UPS Inc. said late Friday it will expand the volume of parcels that are priced on their dimensions rather than just their weight, a move that follows on the heels of a similar move by its rival, FedEx Corp., and which will subject a large number of parcels to a costlier pricing formula.
Atlanta-based UPS, the nation's largest transportation company, said that effective Jan. 8, it will reset the divisor used to calculate dimensional prices on its parcels to 139 from 166. The change will apply to all parcels measuring more than 1 cubic foot and moving within the U.S. or into the U.S. from Canada.
Parcels measuring 1 cubic foot or less will still be priced using the current divisor of 166, UPS said in an update to its 2017 service guide. It is unclear how many UPS shipments fall at or beneath the 1-cubic-foot threshold.
UPS currently determines a package's dimensions by multiplying its length, width, and height in cubic inches and dividing by 166. For example, a parcel measuring 3 cubic feet—or 5,184 cubic inches—would yield a dimensional weight equal to a 31-pound shipment, even though its actual weight could be much less. Using the new divisor of 139, that same parcel would be priced equal to that of a 37-pound shipment. The shipper pays the higher of the parcel's dimensional or actual weight. Any applicable fuel surcharges would apply to the higher dimensional-weight rate, thus further increasing a shipper's costs.
"Unlike FedEx, UPS is keeping the divisor at 166 for U.S. domestic air and ground packages that are 1 cubic foot and smaller," said Kyle Peterson, a UPS spokesman. "This will create a published-rate price advantage for UPS customers for a significant number of packages."

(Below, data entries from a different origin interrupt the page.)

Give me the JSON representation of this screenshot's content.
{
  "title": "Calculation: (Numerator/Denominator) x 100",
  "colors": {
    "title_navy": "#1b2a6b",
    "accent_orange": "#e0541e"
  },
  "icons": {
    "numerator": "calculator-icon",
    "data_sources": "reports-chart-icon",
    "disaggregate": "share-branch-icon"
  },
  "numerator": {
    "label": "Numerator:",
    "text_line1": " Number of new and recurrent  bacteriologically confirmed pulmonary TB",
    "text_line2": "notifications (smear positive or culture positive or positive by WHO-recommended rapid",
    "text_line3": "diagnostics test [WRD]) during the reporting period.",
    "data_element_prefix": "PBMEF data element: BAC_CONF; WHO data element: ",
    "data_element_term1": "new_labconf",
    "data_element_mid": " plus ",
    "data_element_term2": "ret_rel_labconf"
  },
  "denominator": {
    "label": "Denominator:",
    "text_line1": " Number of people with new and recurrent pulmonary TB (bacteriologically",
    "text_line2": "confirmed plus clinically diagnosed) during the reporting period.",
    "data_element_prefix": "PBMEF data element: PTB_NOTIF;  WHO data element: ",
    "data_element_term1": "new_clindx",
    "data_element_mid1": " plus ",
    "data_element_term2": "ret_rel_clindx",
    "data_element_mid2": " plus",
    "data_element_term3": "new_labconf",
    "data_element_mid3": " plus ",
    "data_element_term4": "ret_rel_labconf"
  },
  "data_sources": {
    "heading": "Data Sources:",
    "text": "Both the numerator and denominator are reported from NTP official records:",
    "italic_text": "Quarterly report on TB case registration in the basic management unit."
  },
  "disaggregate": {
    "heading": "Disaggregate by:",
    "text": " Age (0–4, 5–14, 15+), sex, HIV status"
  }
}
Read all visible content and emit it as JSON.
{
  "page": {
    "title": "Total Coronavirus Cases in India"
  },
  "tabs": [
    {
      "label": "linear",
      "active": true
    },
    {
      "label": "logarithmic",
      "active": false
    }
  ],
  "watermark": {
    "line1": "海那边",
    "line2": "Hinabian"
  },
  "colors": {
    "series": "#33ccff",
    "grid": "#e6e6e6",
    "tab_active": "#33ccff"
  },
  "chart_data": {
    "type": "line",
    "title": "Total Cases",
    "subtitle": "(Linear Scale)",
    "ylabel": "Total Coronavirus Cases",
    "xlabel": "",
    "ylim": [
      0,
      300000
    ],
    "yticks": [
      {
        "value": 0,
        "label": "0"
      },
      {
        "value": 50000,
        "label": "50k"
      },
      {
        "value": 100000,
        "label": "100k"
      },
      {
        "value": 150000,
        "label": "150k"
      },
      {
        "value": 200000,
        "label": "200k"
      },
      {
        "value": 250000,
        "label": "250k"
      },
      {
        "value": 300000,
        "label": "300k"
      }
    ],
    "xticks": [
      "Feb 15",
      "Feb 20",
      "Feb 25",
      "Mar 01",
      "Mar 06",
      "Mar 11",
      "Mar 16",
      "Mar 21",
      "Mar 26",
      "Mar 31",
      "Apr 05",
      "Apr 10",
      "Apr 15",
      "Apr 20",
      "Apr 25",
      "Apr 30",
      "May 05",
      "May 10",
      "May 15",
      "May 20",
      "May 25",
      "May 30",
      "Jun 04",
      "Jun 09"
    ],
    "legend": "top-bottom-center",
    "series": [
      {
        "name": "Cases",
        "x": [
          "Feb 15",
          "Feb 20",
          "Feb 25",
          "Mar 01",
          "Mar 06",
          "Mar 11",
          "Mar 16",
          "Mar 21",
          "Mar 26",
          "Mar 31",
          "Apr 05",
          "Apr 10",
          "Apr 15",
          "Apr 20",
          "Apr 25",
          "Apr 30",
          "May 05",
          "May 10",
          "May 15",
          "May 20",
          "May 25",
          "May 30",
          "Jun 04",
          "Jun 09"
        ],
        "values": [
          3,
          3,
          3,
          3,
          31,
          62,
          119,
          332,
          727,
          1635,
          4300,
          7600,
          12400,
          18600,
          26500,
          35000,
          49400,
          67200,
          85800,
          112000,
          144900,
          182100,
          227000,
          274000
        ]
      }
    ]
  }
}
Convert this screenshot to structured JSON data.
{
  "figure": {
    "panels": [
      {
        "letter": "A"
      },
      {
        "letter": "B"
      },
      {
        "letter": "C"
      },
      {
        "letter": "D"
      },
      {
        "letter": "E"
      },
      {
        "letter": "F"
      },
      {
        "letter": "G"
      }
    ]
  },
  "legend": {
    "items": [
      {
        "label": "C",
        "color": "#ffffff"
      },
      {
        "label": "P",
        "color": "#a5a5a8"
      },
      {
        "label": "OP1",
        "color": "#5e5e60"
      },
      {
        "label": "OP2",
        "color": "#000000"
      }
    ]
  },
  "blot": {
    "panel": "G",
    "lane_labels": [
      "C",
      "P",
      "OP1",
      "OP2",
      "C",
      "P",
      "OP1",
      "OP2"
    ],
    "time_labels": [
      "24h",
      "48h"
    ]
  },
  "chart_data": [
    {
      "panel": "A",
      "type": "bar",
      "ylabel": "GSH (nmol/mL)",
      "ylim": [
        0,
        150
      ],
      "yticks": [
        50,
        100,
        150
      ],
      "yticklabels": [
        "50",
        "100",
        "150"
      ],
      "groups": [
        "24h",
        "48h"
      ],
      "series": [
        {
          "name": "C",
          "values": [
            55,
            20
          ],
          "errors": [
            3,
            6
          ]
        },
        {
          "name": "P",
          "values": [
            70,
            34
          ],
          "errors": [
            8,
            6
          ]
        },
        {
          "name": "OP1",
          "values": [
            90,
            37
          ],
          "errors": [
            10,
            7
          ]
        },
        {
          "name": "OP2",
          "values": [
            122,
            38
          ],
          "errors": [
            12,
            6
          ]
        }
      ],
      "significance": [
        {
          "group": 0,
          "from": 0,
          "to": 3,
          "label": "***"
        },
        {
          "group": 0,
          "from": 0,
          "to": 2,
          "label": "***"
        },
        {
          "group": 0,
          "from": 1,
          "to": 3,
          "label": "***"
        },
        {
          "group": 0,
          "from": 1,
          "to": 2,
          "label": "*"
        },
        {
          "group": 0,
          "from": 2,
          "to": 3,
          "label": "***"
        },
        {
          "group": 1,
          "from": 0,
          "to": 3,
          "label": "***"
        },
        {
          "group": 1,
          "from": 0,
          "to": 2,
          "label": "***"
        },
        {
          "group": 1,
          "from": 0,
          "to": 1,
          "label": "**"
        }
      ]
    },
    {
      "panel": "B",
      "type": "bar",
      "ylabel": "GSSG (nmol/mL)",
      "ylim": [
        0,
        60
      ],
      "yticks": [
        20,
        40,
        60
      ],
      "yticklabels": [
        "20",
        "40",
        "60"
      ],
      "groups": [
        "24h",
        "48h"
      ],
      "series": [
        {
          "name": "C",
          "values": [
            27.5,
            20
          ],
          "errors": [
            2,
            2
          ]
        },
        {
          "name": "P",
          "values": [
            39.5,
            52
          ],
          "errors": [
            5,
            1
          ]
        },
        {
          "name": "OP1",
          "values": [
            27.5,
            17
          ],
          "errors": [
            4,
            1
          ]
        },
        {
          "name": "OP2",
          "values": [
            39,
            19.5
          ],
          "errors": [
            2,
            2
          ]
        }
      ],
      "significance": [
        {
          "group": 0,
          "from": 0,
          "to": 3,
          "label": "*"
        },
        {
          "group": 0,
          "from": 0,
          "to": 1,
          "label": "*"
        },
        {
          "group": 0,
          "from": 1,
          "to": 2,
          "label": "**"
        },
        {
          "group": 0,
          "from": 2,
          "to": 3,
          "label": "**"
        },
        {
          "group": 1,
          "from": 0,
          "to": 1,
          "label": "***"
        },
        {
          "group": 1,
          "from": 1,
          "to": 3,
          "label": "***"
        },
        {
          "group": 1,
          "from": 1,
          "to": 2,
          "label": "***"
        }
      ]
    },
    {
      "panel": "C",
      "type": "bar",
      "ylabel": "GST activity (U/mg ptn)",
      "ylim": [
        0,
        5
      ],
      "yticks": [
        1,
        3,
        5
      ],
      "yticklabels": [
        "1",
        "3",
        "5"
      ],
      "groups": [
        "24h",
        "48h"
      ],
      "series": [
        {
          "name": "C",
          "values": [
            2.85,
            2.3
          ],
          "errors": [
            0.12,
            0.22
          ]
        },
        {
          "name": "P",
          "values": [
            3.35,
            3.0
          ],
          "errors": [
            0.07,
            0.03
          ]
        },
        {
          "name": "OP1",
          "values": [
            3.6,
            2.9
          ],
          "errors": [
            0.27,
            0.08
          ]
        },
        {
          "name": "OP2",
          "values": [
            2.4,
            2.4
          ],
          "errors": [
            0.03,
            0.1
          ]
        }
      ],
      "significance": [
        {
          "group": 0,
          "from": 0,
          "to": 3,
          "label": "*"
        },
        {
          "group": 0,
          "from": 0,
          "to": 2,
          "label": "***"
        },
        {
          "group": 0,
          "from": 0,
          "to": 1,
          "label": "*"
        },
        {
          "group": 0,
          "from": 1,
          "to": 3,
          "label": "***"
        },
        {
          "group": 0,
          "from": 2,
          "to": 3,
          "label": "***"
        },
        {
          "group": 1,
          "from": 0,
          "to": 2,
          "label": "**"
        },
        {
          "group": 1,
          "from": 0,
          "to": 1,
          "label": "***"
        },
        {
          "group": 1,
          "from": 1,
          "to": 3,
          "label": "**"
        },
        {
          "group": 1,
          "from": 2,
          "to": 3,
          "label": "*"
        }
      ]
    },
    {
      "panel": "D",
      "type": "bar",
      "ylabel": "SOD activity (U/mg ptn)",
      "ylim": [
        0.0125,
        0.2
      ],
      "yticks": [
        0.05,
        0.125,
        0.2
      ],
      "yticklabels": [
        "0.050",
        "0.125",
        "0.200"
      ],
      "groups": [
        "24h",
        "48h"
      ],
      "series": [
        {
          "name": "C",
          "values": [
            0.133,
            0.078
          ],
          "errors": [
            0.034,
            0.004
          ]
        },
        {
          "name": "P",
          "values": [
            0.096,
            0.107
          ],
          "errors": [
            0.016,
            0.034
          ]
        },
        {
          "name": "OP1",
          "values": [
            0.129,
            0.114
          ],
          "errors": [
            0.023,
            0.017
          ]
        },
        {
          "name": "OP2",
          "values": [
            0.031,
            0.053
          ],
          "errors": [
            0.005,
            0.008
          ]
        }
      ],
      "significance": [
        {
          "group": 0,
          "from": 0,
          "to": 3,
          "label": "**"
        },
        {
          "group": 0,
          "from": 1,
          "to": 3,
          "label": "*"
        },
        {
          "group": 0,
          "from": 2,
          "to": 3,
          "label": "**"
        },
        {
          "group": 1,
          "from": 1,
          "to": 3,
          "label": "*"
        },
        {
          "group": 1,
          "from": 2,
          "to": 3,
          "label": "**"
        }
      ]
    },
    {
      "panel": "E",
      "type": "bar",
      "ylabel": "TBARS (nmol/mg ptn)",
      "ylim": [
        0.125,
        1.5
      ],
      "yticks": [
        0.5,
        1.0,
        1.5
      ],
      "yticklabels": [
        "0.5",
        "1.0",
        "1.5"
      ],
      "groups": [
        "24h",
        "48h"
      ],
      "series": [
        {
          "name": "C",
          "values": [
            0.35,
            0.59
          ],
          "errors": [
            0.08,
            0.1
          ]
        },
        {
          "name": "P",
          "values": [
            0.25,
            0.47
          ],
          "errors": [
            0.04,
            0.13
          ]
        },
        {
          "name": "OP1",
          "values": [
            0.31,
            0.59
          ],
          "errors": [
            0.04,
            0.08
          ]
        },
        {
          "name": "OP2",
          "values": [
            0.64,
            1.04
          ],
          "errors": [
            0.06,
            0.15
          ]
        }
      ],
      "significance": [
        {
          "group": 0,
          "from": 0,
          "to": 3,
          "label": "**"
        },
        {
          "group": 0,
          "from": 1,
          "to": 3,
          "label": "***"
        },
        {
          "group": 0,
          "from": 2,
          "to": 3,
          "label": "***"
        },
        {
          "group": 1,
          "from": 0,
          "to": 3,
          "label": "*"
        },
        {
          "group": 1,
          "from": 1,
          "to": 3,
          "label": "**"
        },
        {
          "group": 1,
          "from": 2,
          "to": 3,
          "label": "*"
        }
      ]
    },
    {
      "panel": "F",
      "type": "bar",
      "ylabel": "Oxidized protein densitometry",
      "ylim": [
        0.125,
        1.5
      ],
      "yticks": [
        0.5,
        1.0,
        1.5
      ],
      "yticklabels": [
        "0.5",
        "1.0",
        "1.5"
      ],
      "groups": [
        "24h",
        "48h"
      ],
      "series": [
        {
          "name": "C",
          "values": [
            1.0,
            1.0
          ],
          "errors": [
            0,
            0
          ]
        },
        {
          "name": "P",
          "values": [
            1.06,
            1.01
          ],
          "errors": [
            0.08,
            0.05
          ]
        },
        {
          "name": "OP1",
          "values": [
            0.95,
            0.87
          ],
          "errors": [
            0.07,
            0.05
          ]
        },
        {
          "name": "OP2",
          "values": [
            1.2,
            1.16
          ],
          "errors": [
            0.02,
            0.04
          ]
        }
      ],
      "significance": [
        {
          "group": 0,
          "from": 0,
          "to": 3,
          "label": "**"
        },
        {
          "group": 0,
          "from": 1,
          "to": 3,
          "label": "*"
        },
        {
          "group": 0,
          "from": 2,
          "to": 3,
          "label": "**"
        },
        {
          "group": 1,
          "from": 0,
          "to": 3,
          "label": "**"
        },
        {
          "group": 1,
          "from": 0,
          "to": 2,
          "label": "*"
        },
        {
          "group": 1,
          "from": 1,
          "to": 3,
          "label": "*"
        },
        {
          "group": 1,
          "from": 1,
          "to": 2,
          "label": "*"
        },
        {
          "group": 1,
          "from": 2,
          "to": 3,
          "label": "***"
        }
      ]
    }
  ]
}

UPS' announcement comes two months after Memphis-based FedEx said it would reset its divisor on all domestic shipments to 139 from 166. UPS' global daily package volume of about 17 million is about 5 million pieces more than FedEx's. At the time, UPS said it did not plan any pricing changes following its announcement to raise published rates on its services for 2017.
Krish Iyer, director, shipping and tracking solutions for consultancy Neopost USA Inc., said in an e-mail Friday he was surprised by the timing of the UPS move, thinking the company would wait until next summer at the earliest before changing the divisor. UPS' published 2017 rate increases are higher than FedEx's, and some analysts had voiced concern that UPS risked shipper backlash if it acted so quickly.
The companies say the changes in their dimensional pricing formulas are needed to properly compensate them for handling lightweight, often bulky packages that occupy disproportionate amounts of space aboard a plane or ground vehicle, but that have traditionally been priced at their actual weight. As e-commerce volumes continue to grow, the companies say they are handling a larger proportion of packages with those characteristics. "Package weight keeps going down, but the cube keeps going up," UPS Chairman and CEO David P. Abney said at a company event in June.
The companies, and many industry experts, had hoped the various changes to dimensional-weight pricing, especially the 2014 adjustments, would convince e-commerce shippers to streamline their packaging. However, many parcels continue to be packaged with too much padding—which often isn't even necessary at all—or just empty space.
For years, the divisor had been set at 194. FedEx and UPS dropped it to 166 in 2011.